I also had to pull my friendship personals adds after the harassing male emails reached about 60. I literally could not take another one. Why the hell do men think that behaviour is acceptable???? I specifically said I was looking for female only friends. Did they really think I was going to respond to a degrading email from some sexist jerk? urg.
Then it started raining and usually the rain perks me up (I’m weird like that) but it was just gloomy and miserable. Then just when I thought I could not feel any more sorry for myself I heard from a friend that her teenage daughter had been repeatedly raped and her daughter had only just confessed. Just when I thought “woe is me, my life sucks so bad” I found out that one of the most amazing parents in the world, who is so close to all her kids and talks to them about everything, was going through this with her daughter. It had apparently been going on for months and her daughter said nothing. As a mum of daughters I know that having them hurt is one kind of hell….having them keep it from you and finding out too late would be a whole other kind of hell. Their whole family is crumbling from this news. All night I have felt physically sick. I know these things happen. I lived through sexual abuse myself for almost 2 years. But you think when you have a great relationship with your kids, when you love them fiercely and make them a HUGE priority in your life, when you talk to them about anything….you think they will come to you. I know this family will get through it. They are amazing. They are loving and supportive and awesome.

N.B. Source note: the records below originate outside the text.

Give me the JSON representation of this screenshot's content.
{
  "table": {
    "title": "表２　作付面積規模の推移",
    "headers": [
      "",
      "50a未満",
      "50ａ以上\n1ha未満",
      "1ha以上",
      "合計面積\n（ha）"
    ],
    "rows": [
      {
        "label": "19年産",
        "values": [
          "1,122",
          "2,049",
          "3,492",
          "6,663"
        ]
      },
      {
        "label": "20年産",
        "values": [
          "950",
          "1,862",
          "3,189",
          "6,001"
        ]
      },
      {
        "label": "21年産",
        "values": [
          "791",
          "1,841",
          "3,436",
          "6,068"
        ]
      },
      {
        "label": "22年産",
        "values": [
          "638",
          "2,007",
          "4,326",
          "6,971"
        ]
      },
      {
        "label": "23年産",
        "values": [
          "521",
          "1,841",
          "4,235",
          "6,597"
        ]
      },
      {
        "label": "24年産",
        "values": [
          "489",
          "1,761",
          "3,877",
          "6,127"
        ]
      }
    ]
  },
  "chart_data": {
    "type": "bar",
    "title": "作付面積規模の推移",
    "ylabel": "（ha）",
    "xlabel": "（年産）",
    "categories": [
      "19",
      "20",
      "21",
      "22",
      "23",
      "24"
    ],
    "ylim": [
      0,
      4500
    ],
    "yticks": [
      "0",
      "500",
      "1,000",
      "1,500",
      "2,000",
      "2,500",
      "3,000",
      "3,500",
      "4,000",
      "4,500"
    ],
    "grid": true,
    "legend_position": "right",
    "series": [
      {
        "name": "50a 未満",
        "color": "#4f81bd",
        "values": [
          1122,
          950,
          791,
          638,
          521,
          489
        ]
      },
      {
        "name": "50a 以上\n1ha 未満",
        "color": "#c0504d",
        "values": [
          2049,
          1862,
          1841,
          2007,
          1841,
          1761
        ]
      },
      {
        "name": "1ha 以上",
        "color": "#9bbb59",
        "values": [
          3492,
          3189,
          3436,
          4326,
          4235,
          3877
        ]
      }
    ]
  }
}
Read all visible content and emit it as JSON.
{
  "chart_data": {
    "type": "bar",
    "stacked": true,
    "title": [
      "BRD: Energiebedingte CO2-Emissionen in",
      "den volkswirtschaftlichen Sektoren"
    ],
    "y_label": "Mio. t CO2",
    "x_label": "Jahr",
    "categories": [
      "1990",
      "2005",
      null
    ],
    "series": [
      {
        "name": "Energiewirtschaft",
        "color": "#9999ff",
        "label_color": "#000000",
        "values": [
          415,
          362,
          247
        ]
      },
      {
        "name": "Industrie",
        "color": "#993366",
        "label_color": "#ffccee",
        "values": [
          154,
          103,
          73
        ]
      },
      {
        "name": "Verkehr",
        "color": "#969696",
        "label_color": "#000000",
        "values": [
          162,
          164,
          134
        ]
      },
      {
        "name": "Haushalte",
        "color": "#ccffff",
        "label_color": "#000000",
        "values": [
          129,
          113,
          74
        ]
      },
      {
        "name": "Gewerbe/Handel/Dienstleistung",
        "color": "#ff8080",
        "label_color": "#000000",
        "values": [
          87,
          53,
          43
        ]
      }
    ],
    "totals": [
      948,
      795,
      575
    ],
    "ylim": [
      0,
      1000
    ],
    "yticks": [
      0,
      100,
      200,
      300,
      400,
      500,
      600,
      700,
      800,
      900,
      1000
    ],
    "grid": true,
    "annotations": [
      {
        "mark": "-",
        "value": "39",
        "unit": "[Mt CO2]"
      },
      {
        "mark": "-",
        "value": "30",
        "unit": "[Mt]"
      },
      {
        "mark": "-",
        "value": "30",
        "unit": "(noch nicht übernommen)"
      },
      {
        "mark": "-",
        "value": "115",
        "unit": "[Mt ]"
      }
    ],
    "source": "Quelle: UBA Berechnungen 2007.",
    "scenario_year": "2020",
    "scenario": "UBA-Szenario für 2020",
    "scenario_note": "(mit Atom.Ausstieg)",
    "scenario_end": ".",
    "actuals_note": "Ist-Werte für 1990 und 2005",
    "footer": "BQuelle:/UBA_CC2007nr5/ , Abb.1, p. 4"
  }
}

It makes me want to take my girls, wrap them up in cotton wool and chain them to the house. They are still little. They still haven’t left the house unsupervised (or stayed in the house unsupervised). Yeah they play sports….but we are on the sidelines. As they get older I am going to have to let go. it is so hard to know all the scary shit that goes on in the world and let them develop a life outside the home and us. Then of course you have the statistics that say kids are more likely to be abused by a family member. Given that it was a family member in my case….well I look at every one suspiciously. Just as well no family members have any real interest in us or our girls.
Yeah I feel bummed about my own shit. But my girls are healthy and happy. They are safe.
Today I just hope that my girls scrape through life with the minimum amount of pain and heartache and am glad they are little and spend their whole days with me.